Can anyone tell me is it possible to have a OCD over feeling why you feel like you feel but then thats why you feel like you feel?? Lol,

Sorry - ive been trying to work out why i continue to struggle with my memory & awarness symptom its to the point where i can hardly function at all some days, like my brain is locks up rendering me totally lethargic.

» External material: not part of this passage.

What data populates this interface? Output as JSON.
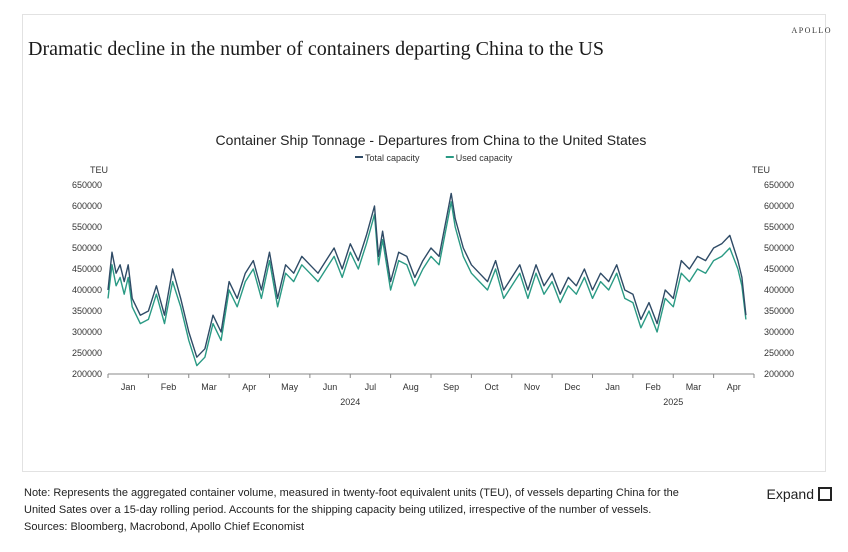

Ive noticed im constantly thinking about "it" if im not thinking about it im then thinking im not thinking about it which really is me then still thinking about it,

Its like my mind is locked or obsessed on to it and i cant escape, if i try to watch tv or play with the children anything that takes mind power i find i cant concentrate its there constantly and i cant get away from my concious mind.

It feels like my mind is fatigued up so much it hurts, its tense.
I get lost in my thoughts and i have crazy twisted sensations like my brains getting twisted up and it hurts.

I often think if i didnt know about it then i wouldnt possibly think about it? i dont have any physical symptoms thats whats making me worry is it anxiety retaliated also the twisted horrible sensations like electric shocks scattering around my nurvous system and my brain, it happend yesterday and brought tears to my eyes and i was in public! I hate the locked up feeling its making me feel crazy!! I find it hard to cope.

i feel frustrated, trapped, locked up, lathargic, hopeless and lost.